LLM evaluation

This project is for me to learn about and improve LLM evaluation. I was working on a mathematics chatbot and tried different model evaluation libraries (LightEval Hugging Face and DeepEval Confidant AI before the 12th of December 2024), which didn’t work as expected. After this, I started reading research papers and trying different evaluation methods. I have summarised the research in this Notion and added my thoughts. There is a link to a GitHub repo where I’m trying different approaches to evaluating the mathematics chatbot.

This page contains my research, notes and thoughts on the project. If you have any thoughts or comments, message me on LinkedIn.

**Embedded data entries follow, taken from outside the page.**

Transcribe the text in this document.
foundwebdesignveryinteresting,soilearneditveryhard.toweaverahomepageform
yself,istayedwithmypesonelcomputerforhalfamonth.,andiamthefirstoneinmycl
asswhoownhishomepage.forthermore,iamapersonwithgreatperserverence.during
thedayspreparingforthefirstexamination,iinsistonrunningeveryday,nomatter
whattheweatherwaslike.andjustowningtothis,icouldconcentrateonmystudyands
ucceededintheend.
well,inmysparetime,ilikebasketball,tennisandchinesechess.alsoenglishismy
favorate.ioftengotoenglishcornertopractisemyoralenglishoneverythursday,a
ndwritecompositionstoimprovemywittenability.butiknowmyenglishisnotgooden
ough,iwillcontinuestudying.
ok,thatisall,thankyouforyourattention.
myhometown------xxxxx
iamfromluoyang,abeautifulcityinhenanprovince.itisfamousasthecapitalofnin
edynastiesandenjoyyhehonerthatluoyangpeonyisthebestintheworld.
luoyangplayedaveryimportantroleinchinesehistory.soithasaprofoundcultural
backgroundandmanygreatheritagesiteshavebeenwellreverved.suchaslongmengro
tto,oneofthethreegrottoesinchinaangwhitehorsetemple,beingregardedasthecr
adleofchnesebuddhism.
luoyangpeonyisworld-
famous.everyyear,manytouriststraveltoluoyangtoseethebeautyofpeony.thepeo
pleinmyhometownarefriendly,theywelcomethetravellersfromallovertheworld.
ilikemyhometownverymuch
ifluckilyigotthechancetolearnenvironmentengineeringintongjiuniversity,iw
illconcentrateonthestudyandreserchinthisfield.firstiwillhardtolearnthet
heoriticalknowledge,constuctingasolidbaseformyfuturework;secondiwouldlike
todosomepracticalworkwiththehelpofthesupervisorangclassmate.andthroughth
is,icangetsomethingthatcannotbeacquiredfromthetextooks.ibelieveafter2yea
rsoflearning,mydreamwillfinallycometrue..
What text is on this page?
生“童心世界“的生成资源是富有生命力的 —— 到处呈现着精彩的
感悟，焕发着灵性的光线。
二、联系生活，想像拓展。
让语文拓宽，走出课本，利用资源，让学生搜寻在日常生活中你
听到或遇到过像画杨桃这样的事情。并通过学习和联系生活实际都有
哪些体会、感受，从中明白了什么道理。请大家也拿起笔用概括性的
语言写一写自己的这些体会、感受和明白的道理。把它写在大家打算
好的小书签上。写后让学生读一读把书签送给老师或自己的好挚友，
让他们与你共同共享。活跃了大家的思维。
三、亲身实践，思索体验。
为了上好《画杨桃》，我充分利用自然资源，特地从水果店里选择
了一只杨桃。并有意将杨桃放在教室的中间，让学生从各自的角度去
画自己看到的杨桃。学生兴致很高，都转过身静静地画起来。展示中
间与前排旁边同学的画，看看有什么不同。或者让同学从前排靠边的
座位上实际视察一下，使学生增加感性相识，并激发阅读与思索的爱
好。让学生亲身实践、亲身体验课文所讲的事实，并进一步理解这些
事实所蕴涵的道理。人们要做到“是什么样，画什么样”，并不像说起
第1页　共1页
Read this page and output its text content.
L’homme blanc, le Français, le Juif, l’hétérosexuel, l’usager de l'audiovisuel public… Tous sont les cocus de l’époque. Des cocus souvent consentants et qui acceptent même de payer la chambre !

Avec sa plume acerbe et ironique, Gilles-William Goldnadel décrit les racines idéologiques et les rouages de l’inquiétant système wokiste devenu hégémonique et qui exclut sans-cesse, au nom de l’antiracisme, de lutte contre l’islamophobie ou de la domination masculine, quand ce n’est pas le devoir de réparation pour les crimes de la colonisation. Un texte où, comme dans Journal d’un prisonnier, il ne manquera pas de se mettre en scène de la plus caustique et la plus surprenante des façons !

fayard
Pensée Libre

Github: https://github.com/minettebrink/llm_eval

LinkedIn: https://www.linkedin.com/in/minette-kaunismäki-8b138b166/

X: @MinetteKaum

Research

Thoughts on what I’ve read

Summary of what I read and thoughts

If using LLMs to evaluate, it is better to use several smaller LLMs to evaluate an LLM than a big one.
Avoid giving scores with an LLM as an evaluator; rank models instead.
How does one define intelligence and build a data set that can test intelligence?
- When a test dataset is used to evaluate big general models (like GPT-4), it reminds me of Principia Mathematica but for intelligence. About 20 years later, it was shown that Principia Mathematica was incomplete by Gödel’s incompleteness theorem.
- I believe using data sets like MMLU, MMMU, and ARC will result in the same incompleteness as Principia Mathematica.
- I want to emphasise that this only applies to large general models that try to mimic intelligence. When using smaller models built for a specific task, I don’t think the same issue will be with the test dataset.
An exact match is a good evaluator when evaluating models where the output needs to be correct in a specific form, such as mathematics.
- This is only for the mathematical part of the answer. Exact match is not a good evaluator for explanations related to mathematics. Using an LLM as an evaluator could be a good solution for evaluating the explanations.